The race is already somewhat crowded, with the likes of Lt. Gov. Elena Kounalakis, former state Senate President Toni Atkins, former state Controller Betty Yee and current state Schools Superintendent Tony Thurmond now running. Other potential entrants include Attorney General Rob Bonta, former Attorney General and current federal Health and Human Services Secretary Xavier Becerra and, very likely, Riverside County Sheriff Chad Bianco, the lone significant Republican possibility at the moment.

Harris’s current prominence and greater name recognition would immediately propel her to the forefront of that field, which could be enough to get her into the runoff election two years from now under the state’s top-two “jungle primary” system. She would also have the services of the same campaign consultants who have helped current Gov. Gavin Newsom to win after win, gaining national prominence in the process.

Would Harris then be ripe for an upset, though? That’s where her previous nondescript polling record could become relevant. When she ran for San Francisco district attorney in 2003, she lost in the primary to unpopular incumbent Terence Hallinan but later beat him in a runoff. She then was unopposed for re-election in 2007.

When she ran for California attorney general in 2010, in the last state election before the advent of the top-two system, Harris easily won the Democratic primary, but Republican rival Steve Cooley, then the Los Angeles district attorney, almost upset her despite the Democrats’ huge voter registration advantage. She won by just 6,000 votes out of 9.6 million cast, the outcome not determined until more than three weeks after the last vote was cast.

Easily re-elected later, she set her sights on the Senate seat once held by Democrat Barbara Boxer and drew a Democrat for her runoff opponent. Harris easily beat former Orange County U.S. Rep. Loretta Sanchez but still got only 39% of the primary vote before easing through the runoff with 61%. Altogether, that’s an underwhelming performance in this heavily Democratic state.

Harris has emerged lately as the Biden administration’s top spokesperson on abortion, though, barnstorming the nation to remind voters — especially women — that former President Donald Trump is responsible for today’s state-by-state legal patchwork on the procedure. That’s by virtue of his having named three conservative Supreme Court justices, all of whom voted to overturn Roe v. Wade.

Her railing against women’s loss of the right to choose in many states may have made her more popular among women voters, but does not appear to have helped her standing among males.

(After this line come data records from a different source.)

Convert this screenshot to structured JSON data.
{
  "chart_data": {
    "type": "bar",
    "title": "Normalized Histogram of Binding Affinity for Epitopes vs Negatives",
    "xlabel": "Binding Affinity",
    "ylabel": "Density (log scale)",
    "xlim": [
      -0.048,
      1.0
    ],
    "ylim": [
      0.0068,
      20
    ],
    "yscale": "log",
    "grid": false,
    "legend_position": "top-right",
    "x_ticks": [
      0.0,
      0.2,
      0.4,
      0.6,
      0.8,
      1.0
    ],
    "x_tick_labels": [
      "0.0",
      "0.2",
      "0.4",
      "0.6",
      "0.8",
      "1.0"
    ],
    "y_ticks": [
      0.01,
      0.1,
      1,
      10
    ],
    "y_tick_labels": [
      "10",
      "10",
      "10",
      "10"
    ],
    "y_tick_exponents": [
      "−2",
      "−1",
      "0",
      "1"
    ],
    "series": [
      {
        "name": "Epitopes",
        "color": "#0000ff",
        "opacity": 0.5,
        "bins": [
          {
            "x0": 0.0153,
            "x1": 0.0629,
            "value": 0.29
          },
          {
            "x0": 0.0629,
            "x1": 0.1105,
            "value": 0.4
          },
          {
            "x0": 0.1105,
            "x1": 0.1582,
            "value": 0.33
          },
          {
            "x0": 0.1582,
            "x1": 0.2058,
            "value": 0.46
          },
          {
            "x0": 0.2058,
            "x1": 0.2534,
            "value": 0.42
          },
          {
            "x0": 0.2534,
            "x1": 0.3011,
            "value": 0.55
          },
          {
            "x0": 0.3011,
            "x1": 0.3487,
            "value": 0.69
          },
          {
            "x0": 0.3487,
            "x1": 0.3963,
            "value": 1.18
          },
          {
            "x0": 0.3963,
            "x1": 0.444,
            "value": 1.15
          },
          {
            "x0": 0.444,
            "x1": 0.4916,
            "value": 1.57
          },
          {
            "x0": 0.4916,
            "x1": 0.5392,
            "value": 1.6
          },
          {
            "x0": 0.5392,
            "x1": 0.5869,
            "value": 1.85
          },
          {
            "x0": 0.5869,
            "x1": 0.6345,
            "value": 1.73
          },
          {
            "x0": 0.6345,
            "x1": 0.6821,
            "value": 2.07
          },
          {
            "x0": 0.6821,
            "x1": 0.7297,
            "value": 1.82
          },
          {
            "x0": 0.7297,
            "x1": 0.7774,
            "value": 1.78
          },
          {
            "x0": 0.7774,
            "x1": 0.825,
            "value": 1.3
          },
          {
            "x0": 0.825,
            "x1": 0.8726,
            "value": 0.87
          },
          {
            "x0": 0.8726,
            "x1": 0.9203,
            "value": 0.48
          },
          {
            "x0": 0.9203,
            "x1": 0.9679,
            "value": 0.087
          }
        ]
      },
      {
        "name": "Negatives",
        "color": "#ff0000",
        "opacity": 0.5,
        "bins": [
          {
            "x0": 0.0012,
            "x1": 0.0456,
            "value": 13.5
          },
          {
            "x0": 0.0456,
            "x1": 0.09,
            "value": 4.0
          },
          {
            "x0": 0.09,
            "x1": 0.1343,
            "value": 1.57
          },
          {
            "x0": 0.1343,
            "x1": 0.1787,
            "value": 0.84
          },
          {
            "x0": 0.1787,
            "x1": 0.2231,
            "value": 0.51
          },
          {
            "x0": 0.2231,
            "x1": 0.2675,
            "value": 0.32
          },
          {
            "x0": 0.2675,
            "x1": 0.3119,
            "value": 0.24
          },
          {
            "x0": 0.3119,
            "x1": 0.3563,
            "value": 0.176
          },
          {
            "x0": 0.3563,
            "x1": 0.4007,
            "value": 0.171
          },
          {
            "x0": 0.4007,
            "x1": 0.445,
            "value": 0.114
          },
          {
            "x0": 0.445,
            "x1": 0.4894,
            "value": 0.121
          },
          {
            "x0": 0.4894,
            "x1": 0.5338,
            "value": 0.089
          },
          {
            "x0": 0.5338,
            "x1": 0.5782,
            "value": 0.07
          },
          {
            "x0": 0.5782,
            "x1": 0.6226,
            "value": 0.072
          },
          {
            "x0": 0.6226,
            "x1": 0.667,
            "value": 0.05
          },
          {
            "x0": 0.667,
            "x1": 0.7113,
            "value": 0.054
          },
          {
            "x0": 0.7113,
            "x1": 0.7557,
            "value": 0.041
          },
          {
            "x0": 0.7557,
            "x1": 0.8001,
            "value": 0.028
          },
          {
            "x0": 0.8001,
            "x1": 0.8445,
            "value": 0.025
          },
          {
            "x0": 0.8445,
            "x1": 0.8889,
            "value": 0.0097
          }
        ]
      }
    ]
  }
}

The net effect is not yet enough to push her into a positive national rating. A recent USA Today/Suffolk poll found that more than half of voters surveyed, 54%, considered Harris not qualified to be president, despite four years of major national experience. Or perhaps because of it.

The upshot is that if Biden and Harris lose this fall, Harris would need to prove herself in a way she never has before she could be considered a serious future presidential candidate. Becoming California governor would do that better than almost anything else.